By the 60th anniversary in 2005, when JTA published a series of “60 Years After Liberation” articles and the ceremony at Auschwitz attracted 1,000 survivors and more than 40 heads of state, Polish-Jewish relations had improved:

Today, Poles not only celebrate the heroism of citizens who risked their lives to rescue Jews but have begun to accept that some Poles participated in the killing — and that most Auschwitz victims were Jews.

Some 1.3 million people died in Auschwitz, about 1 million of them Jews. In 1995, however, the Polish government was still so uncomfortable about stressing Jewish suffering at the camp that at first it barred a group recitation of the Kaddish, Rabbi Andrew Baker, director of international affairs for the American Jewish Committee, recalled at a dinner Wednesday.

This year, the program was organized by Jewish groups and included prayers …

[Baker] also called [Aleksander] Kwasniewski, the Polish president, “one of the most eloquent voices on Polish-Jewish relations.”

Kwasniewski publicly apologized for the events at Jedwabne, Poland, where Poles helped Germans murder the local Jewish population. The story of Jedwabne was uncovered in 2001 and threw Poland into turmoil.
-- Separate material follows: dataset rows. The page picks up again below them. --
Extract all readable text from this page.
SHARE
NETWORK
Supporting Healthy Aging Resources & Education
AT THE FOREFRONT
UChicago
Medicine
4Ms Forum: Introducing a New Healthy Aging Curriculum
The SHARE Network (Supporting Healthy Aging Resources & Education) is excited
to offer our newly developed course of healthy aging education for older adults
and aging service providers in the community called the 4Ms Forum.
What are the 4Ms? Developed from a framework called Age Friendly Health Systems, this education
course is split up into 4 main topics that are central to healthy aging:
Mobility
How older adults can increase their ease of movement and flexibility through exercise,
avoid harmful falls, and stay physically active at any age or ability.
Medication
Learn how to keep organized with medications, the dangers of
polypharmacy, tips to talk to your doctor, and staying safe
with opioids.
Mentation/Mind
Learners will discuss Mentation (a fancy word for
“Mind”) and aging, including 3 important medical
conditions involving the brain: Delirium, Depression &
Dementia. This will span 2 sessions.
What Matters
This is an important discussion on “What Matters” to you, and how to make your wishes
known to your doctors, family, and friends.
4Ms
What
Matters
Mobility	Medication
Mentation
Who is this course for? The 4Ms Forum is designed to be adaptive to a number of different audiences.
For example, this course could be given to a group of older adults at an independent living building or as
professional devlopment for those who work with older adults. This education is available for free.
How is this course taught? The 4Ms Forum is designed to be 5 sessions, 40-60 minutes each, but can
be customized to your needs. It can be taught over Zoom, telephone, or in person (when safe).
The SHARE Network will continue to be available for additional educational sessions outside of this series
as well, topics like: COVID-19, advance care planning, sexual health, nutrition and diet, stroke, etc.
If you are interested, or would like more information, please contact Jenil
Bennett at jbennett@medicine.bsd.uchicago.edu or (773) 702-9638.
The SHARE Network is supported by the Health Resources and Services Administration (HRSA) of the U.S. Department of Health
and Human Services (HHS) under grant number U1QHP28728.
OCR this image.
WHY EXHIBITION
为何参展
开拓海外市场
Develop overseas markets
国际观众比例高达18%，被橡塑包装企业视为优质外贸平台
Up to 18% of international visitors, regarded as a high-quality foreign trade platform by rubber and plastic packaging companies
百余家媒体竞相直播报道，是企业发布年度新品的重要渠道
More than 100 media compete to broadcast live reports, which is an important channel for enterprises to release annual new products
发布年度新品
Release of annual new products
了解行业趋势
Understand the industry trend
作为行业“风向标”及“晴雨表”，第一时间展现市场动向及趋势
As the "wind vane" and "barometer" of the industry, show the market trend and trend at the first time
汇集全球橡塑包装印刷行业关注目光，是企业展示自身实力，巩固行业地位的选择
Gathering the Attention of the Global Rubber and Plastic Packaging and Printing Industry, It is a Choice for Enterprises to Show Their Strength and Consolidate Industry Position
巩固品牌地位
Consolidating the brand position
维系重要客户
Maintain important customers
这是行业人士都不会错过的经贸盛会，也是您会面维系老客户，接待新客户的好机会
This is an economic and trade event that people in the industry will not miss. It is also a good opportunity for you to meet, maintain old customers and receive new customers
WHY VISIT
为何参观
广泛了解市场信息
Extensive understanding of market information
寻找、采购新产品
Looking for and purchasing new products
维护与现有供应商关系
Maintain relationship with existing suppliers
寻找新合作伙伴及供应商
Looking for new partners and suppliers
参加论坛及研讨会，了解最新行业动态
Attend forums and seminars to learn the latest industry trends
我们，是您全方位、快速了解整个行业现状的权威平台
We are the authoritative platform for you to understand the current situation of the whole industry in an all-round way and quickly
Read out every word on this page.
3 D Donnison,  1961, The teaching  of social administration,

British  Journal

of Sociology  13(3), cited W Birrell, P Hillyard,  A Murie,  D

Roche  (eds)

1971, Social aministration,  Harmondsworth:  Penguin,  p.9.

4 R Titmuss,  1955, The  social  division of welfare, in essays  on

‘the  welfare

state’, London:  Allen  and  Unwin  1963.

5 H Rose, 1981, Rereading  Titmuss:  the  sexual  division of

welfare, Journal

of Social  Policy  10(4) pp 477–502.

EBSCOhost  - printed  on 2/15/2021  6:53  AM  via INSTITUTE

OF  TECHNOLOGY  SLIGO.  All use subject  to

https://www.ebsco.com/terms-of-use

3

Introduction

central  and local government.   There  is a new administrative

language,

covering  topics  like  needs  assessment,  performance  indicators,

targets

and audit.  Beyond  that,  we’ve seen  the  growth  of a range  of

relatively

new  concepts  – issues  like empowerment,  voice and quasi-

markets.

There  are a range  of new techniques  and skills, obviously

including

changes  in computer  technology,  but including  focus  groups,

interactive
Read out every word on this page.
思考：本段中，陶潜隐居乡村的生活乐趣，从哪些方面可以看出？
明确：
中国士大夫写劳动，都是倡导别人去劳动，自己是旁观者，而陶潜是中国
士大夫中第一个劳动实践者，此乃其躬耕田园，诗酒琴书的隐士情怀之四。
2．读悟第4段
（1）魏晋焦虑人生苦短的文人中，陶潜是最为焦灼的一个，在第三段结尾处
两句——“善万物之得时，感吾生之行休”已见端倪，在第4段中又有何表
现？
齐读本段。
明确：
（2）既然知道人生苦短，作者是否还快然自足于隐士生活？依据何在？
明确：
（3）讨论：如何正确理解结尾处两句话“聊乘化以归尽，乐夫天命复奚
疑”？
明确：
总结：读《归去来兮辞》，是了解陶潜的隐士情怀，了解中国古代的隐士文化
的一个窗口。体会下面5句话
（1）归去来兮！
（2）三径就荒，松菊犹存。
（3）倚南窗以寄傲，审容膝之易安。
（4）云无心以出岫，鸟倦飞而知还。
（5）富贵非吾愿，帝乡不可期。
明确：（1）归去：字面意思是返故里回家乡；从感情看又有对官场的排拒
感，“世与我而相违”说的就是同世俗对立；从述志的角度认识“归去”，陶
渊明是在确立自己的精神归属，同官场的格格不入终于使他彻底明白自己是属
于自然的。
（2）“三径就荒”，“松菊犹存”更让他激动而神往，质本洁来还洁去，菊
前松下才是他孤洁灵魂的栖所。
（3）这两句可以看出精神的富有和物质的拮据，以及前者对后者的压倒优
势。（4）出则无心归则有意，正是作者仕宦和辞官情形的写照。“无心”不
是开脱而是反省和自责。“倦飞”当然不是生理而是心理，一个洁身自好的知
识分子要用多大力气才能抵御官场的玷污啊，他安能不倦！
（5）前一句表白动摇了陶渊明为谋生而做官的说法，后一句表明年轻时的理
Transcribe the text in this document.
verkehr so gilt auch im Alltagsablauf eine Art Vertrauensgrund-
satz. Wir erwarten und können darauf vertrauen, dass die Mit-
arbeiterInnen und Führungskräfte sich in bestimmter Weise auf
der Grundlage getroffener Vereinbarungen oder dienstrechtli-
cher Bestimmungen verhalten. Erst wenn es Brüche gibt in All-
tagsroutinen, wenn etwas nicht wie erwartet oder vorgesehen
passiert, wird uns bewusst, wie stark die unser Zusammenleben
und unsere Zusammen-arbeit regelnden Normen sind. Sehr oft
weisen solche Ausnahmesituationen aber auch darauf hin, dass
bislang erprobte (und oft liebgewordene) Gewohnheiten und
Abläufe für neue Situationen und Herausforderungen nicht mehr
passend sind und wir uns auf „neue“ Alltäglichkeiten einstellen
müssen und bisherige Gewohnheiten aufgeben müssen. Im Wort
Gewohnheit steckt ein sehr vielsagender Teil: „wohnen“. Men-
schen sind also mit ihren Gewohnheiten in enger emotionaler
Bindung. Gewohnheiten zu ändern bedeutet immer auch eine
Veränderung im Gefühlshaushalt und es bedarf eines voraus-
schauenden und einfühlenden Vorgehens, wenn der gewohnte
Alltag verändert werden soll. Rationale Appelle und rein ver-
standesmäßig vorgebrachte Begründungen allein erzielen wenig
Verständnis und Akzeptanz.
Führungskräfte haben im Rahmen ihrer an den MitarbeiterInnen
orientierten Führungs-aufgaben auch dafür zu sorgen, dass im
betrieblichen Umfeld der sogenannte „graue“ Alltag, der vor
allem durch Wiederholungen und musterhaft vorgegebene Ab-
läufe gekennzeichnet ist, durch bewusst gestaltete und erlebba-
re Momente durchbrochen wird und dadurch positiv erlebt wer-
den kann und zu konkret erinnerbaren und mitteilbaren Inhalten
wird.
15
“Jedwabne opened up a very bad wound in Polish society with regard to their share in the murders,” [a leader at Israel’s Holocaust memorial, Yad Vashem] told JTA.

“President Kwasniewski believes that coming to terms with the truth is an essential part of building a democratic society.”

What will happen at the next major anniversary, in 2025? One thing we know for certain: At the 80th anniversary, the youngest remaining survivors will be over 90, meaning it may very well be the last ceremony in which any witnesses are present.